Coyotes – the canid that humans love to hate. They are intelligent, resourceful, and unwavering. I am a big fan. I will always root for them. They are the physical embodiment of the lesson our species has yet to learn – we cannot determine the fate of all species, no matter how much we try. Coyotes continue to exist and thrive in spite of everything. That is something to be admired.
Duane recently shared with me a New York Times article on the golden jackal. The golden jackal (Canis aureus) is a medium-sized canid native to southern Asia and the Middle East. They bear a striking resemblance to our own medium-sized canid, the coyote (Canis latrans).
Like coyotes, jackals don’t have a favorable reputation in the public eye. Merriam-Webster defines jackal as “any of several small omnivorous canids (such as Canis aureus) of Africa and Asia having large ears, long legs, and bushy tails” or “a person who performs routine or menial tasks for another.” Not very complimentary. I like them already.

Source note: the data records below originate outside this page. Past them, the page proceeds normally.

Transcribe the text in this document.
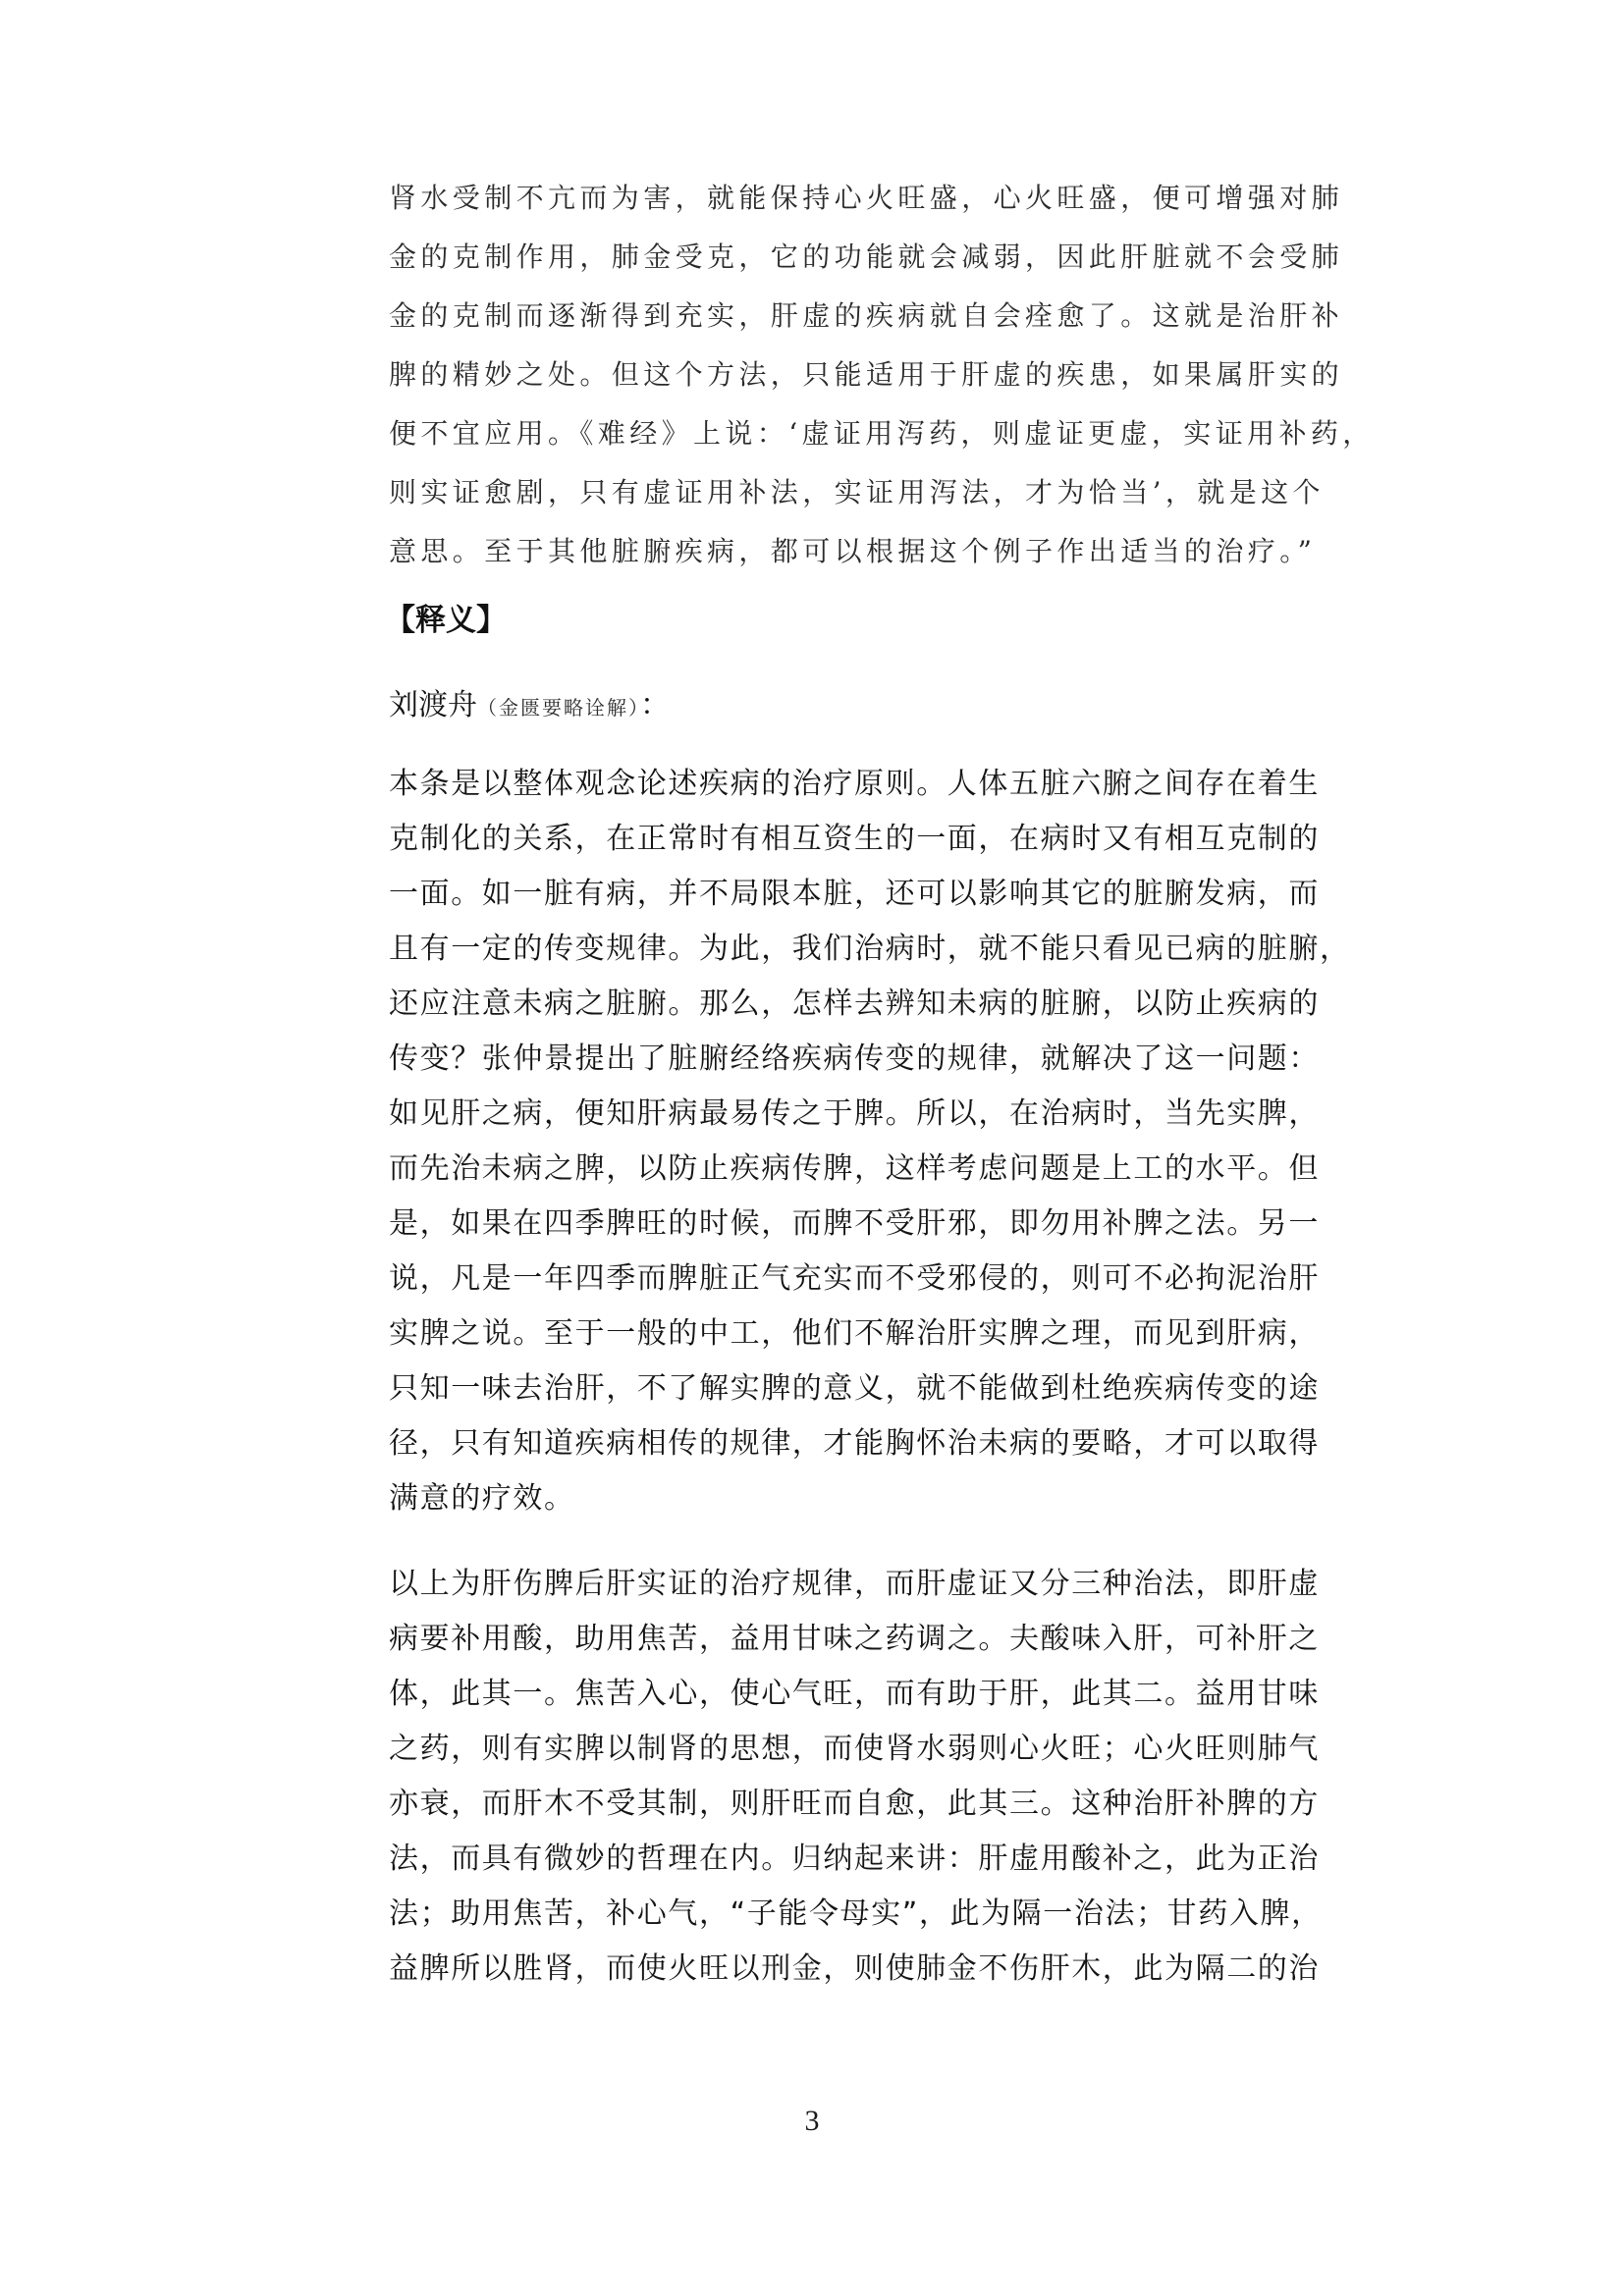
肾水受制不亢而为害，就能保持心火旺盛，心火旺盛，便可增强对肺
金的克制作用，肺金受克，它的功能就会减弱，因此肝脏就不会受肺
金的克制而逐渐得到充实，肝虚的疾病就自会痊愈了。这就是治肝补
脾的精妙之处。但这个方法，只能适用于肝虚的疾患，如果属肝实的
便不宜应用。《难经》上说：‘虚证用泻药，则虚证更虚，实证用补药，
则实证愈剧，只有虚证用补法，实证用泻法，才为恰当’，就是这个
意思。至于其他脏腑疾病，都可以根据这个例子作出适当的治疗。”
【释义】
刘渡舟（金匮要略诠解）：
本条是以整体观念论述疾病的治疗原则。人体五脏六腑之间存在着生
克制化的关系，在正常时有相互资生的一面，在病时又有相互克制的
一面。如一脏有病，并不局限本脏，还可以影响其它的脏腑发病，而
且有一定的传变规律。为此，我们治病时，就不能只看见已病的脏腑，
还应注意未病之脏腑。那么，怎样去辨知未病的脏腑，以防止疾病的
传变？张仲景提出了脏腑经络疾病传变的规律，就解决了这一问题：
如见肝之病，便知肝病最易传之于脾。所以，在治病时，当先实脾，
而先治未病之脾，以防止疾病传脾，这样考虑问题是上工的水平。但
是，如果在四季脾旺的时候，而脾不受肝邪，即勿用补脾之法。另一
说，凡是一年四季而脾脏正气充实而不受邪侵的，则可不必拘泥治肝
实脾之说。至于一般的中工，他们不解治肝实脾之理，而见到肝病，
只知一味去治肝，不了解实脾的意义，就不能做到杜绝疾病传变的途
径，只有知道疾病相传的规律，才能胸怀治未病的要略，才可以取得
满意的疗效。
以上为肝伤脾后肝实证的治疗规律，而肝虚证又分三种治法，即肝虚
病要补用酸，助用焦苦，益用甘味之药调之。夫酸味入肝，可补肝之
体，此其一。焦苦入心，使心气旺，而有助于肝，此其二。益用甘味
之药，则有实脾以制肾的思想，而使肾水弱则心火旺；心火旺则肺气
亦衰，而肝木不受其制，则肝旺而自愈，此其三。这种治肝补脾的方
法，而具有微妙的哲理在内。归纳起来讲：肝虚用酸补之，此为正治
法；助用焦苦，补心气，“子能令母实”，此为隔一治法；甘药入脾，
益脾所以胜肾，而使火旺以刑金，则使肺金不伤肝木，此为隔二的治
3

I don’t know about you, but when I picture Europe I don’t think of anything green, there aren’t any trees, and there certainly isn’t any wildlife. This, of course, is completely wrong.
Brown bears, grey wolves, artic fox, pine martens, Eurasian lynx, chamois, alpine ibex, red deer, roe deer, reindeer call Europe home – all of which are regarded as species of least concern. So these species aren’t threatened or rare on the landscapes in which they inhabit. I really need to change my perception of Europe.
The golden jackal came on to the scene on the southern edge of western and eastern Europe about 8,000 years ago according to fossil records. And there they stayed until the 19th century when they started to slowly expand their range.
Coyote range expansion began around 1900, a hundred years after the jackal started to dabble in Europe. Prior to that, he was confined to the Great Plains and the arid Southwest. At the turn of the century, he decided to storm the forests. Well, he didn’t really decide. He was given an opportunity… by us.
Forest fragmentation and the incessant need of humans to live in a predator-free environment (i.e. organized campaigns to extirpate larger predators on the landscape) paved the way for the coyote. Coyote “world domination” was completed in 2010 when they colonized their final state, Delaware.
It took coyotes about 100 years to conquer the continent. This apparently didn’t sit well with the jackal. Not to be outdone by its American cousin, the jackal said, “Hold my beer.” That expansion became an explosion about 20 years ago. In Bulgaria, the jackal population went through a 33-fold increase from the early-1960s to the mid-1980s. They moved into Italy in the 1980s. There was a roadkill jackal in Denmark in 2015 and a camera-trap sighting in the Netherlands in 2016. They had made it to France by the end of 2017.
It appears the golden jackal is on their own track to “world domination” at a much faster rate. But like the coyote, the jackal is just taking advantage of the opportunities we have given it. Wolf eradication, habitat shifts (less forest, more scrub), and climate change (they don’t like a lot of snow) granted its EU citizenship.
This success has brought about the disdain you might expect.
Like the coyote, the golden jackal is probably there to stay. Take our advice, don’t waste your time trying to scrub it from the landscape. It is one battle you probably won’t win.